Opec kingpin Saudi Arabia said on Wednesday it would slash its oil exports by 800,000 barrels per day (bpd) in January and promised further cuts as producers move to shore up tumbling prices.
Minister of Energy, Industry and Mineral Resources Khalid al-Falih said the kingdom, the world’s top crude supplier, would cut its exports to 7.2 million bpd in January, down from 8.0 million bpd in November.
He also announced a further 100,000 bpd cut in February.
Benchmark Brent crude climbed back to $60 per barrel on Wednesday for the first time in several weeks following the Saudi announcement, which came as producers began implementing a new deal to trim output.
Opec and its allies decided last month to cut their overall output by 1.2 million bpd from January, to boost prices hit by a supply glut and fears demand could plummet.
Falih said Saudi production had fallen to 10.2 million bpd, down from the roughly 11 million bpd it was pumping when oil producers decided to end a production cut deal in May.
“We are serious about restoring balance to the market,” Falih told a press conference in Riyadh.
“We are concerned about volatility in the oil market,” he said. “We have seen peaks and drops in prices [that are] completely unjustified by the fundamentals.”
Brent crude had hit $85 a barrel in early October, but prices dived more than 40 per cent over the following two months on oversupply and fears a trade war between the US and China could slash demand.
They have partially rebounded in the past few days after a new deal came into effect, under which Opec and non-Opec oil producers agreed to trim output by 1.2 million bpd.
That figure is “more than sufficient to bring balance to the market”, said Falih, adding that the production cut would trim excess supply.
Members of Opec and their partners, who together account for around half of global output, have presided over a supply glut which had sent oil prices tumbling by more than 30 per cent between October and December.
Brent and the world’s other benchmark crude, West Texas Intermediate, both slumped late last year to 18-month lows of $49.93 and $42.36 per barrel.
But on Wednesday, Brent crude for March delivery hit $60, up 20 per cent on the figure two weeks ago, prior to a deal between Opec members and other major producers to cut output from January 1.
The kingdom also announced on Wednesday that its huge oil reserves, already the second largest in the world behind only Venezuela, are even bigger than previously thought.
The energy ministry said proven oil reserves stood at 263.2 billion barrels at the end of last year, up from the figure of 261 billion barrels that has been used for almost three decades.
The kingdom has another 2.9 billion barrels of crude in a border zone shared with neighbouring Kuwait, bringing total oil reserves to 266.1 billion barrels, the ministry said.
Natural gas reserves were also revised upwards from 8.56 trillion cubic metres to 9.19 trillion cubic metres, the ministry said.

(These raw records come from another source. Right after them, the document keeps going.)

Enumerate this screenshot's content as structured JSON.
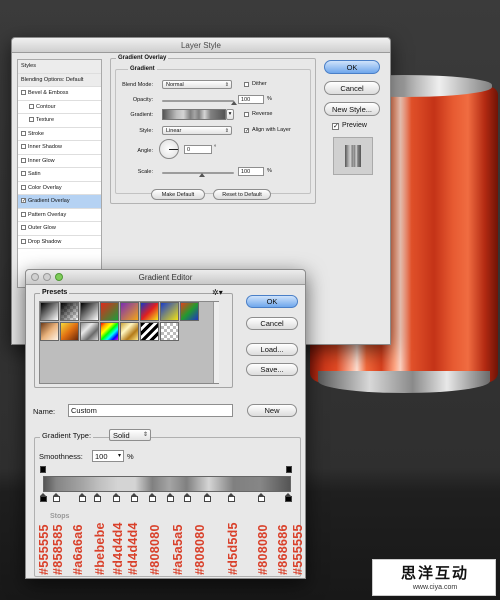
{
  "layer_style": {
    "title": "Layer Style",
    "styles_list": [
      {
        "label": "Styles",
        "type": "header"
      },
      {
        "label": "Blending Options: Default",
        "type": "header"
      },
      {
        "label": "Bevel & Emboss",
        "checked": false
      },
      {
        "label": "Contour",
        "checked": false,
        "indent": true
      },
      {
        "label": "Texture",
        "checked": false,
        "indent": true
      },
      {
        "label": "Stroke",
        "checked": false
      },
      {
        "label": "Inner Shadow",
        "checked": false
      },
      {
        "label": "Inner Glow",
        "checked": false
      },
      {
        "label": "Satin",
        "checked": false
      },
      {
        "label": "Color Overlay",
        "checked": false
      },
      {
        "label": "Gradient Overlay",
        "checked": true,
        "selected": true
      },
      {
        "label": "Pattern Overlay",
        "checked": false
      },
      {
        "label": "Outer Glow",
        "checked": false
      },
      {
        "label": "Drop Shadow",
        "checked": false
      }
    ],
    "group_title": "Gradient Overlay",
    "subgroup_title": "Gradient",
    "blend_mode_label": "Blend Mode:",
    "blend_mode_value": "Normal",
    "dither_label": "Dither",
    "opacity_label": "Opacity:",
    "opacity_value": "100",
    "opacity_unit": "%",
    "gradient_label": "Gradient:",
    "reverse_label": "Reverse",
    "style_label": "Style:",
    "style_value": "Linear",
    "align_label": "Align with Layer",
    "angle_label": "Angle:",
    "angle_value": "0",
    "angle_unit": "°",
    "scale_label": "Scale:",
    "scale_value": "100",
    "scale_unit": "%",
    "make_default": "Make Default",
    "reset_default": "Reset to Default",
    "ok": "OK",
    "cancel": "Cancel",
    "new_style": "New Style...",
    "preview_label": "Preview",
    "preview_checked": true
  },
  "gradient_editor": {
    "title": "Gradient Editor",
    "presets_label": "Presets",
    "ok": "OK",
    "cancel": "Cancel",
    "load": "Load...",
    "save": "Save...",
    "name_label": "Name:",
    "name_value": "Custom",
    "new_button": "New",
    "gradient_type_label": "Gradient Type:",
    "gradient_type_value": "Solid",
    "smoothness_label": "Smoothness:",
    "smoothness_value": "100",
    "smoothness_unit": "%",
    "stops_label": "Stops",
    "stop_colors": [
      "#555555",
      "#858585",
      "#a6a6a6",
      "#bebebe",
      "#d4d4d4",
      "#d4d4d4",
      "#808080",
      "#a5a5a5",
      "#808080",
      "#d5d5d5",
      "#808080",
      "#868686",
      "#555555"
    ]
  },
  "watermark": {
    "chinese": "思洋互动",
    "url": "www.ciya.com"
  }
}
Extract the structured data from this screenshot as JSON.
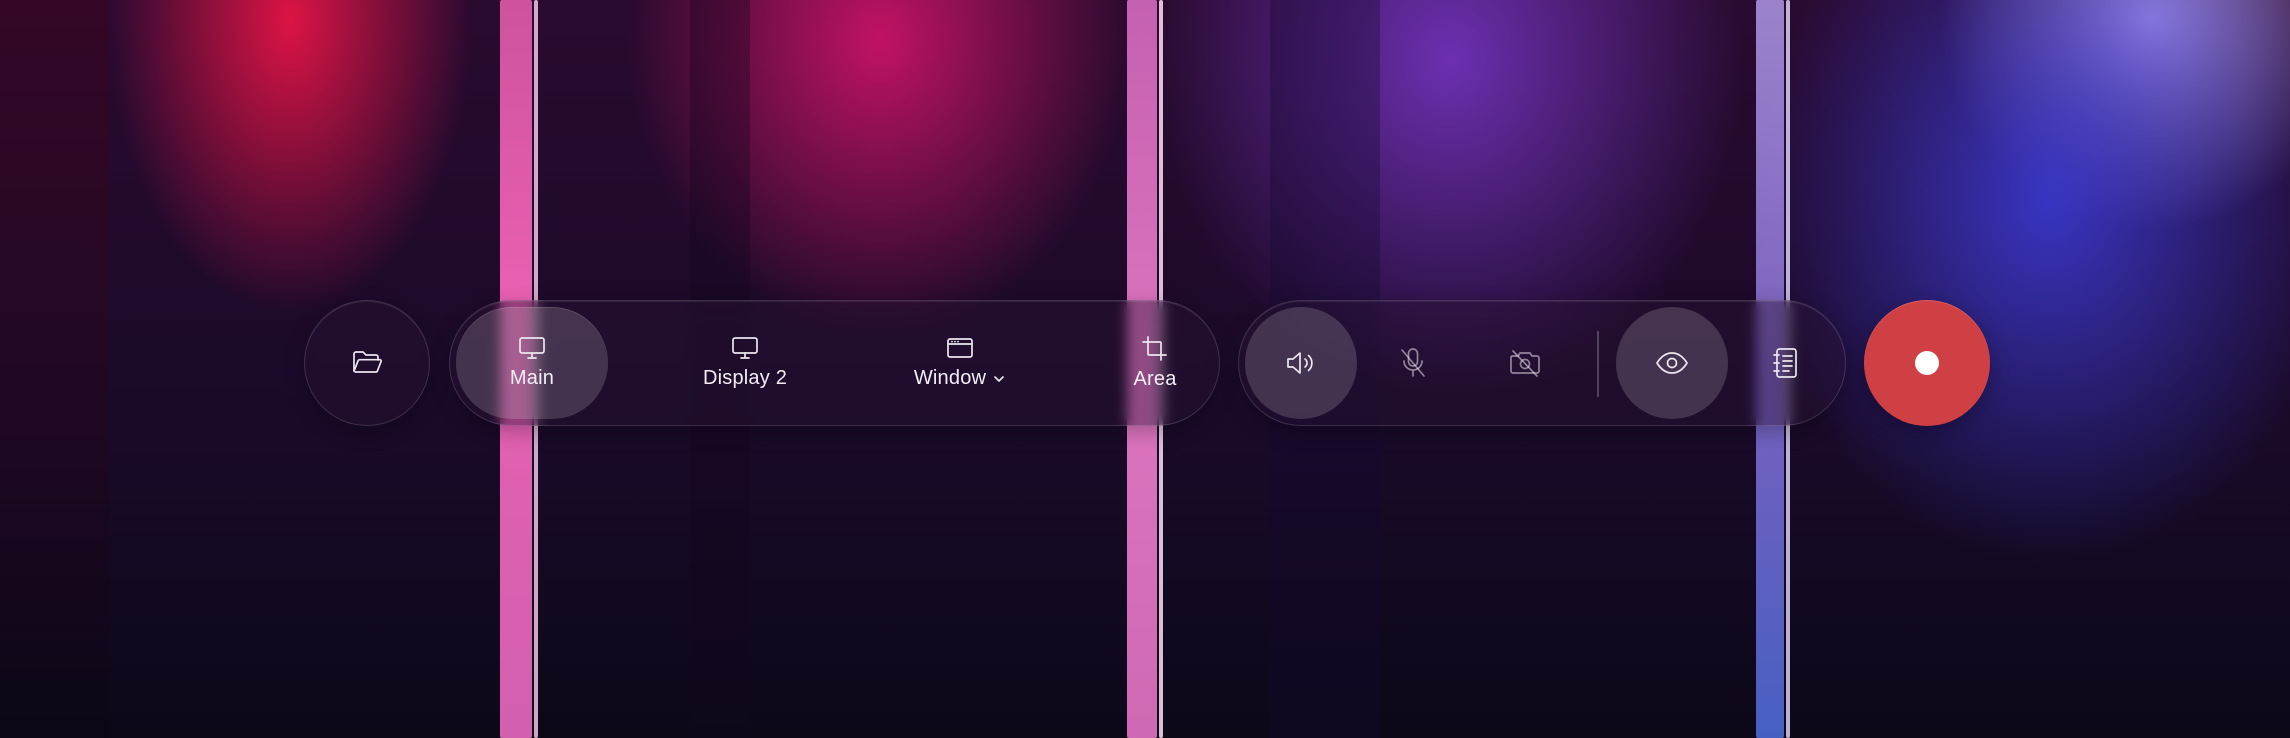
{
  "open_button": {
    "icon": "folder-open-icon"
  },
  "sources": {
    "tabs": [
      {
        "label": "Main",
        "icon": "monitor-icon",
        "active": true
      },
      {
        "label": "Display 2",
        "icon": "monitor-icon",
        "active": false
      },
      {
        "label": "Window",
        "icon": "window-icon",
        "active": false,
        "has_dropdown": true
      },
      {
        "label": "Area",
        "icon": "crop-icon",
        "active": false
      }
    ]
  },
  "inputs": {
    "buttons": [
      {
        "name": "system-audio",
        "icon": "speaker-icon",
        "active": true
      },
      {
        "name": "microphone",
        "icon": "mic-off-icon",
        "active": false
      },
      {
        "name": "camera",
        "icon": "camera-off-icon",
        "active": false
      },
      {
        "name": "preview",
        "icon": "eye-icon",
        "active": true
      },
      {
        "name": "notes",
        "icon": "notebook-icon",
        "active": false
      }
    ]
  },
  "record_button": {
    "icon": "record-dot-icon",
    "color": "#d04146"
  }
}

It said the new figures have been backed by an independent third-party certification by leading consultants DeGolyer and MacNaughton.
Saudi Arabia, the world’s top oil exporter, is the third biggest crude producer after the US and Russia.
Falih said Saudi oil remains among the cheapest in the world to extract, at only $4 per barrel.
But the kingdom has posted budget shortfalls each year since a major 2014 crash in crude prices, and has turned to borrowing as well as pursuing economic reforms.
The kingdom on Wednesday raised $7.5 billion, half of the amount it plans to borrow this year, said HSBC, one of the banks involved in the operation.
It was the first time Riyadh has tapped international debt markets since the October murder of journalist Jamal Khashoggi, which tarnished Saudi Arabia’s public image. But demand was high, at $27 billion, according to HSBC.
The operation was not fully concluded, so the interest rates have not yet been calculated.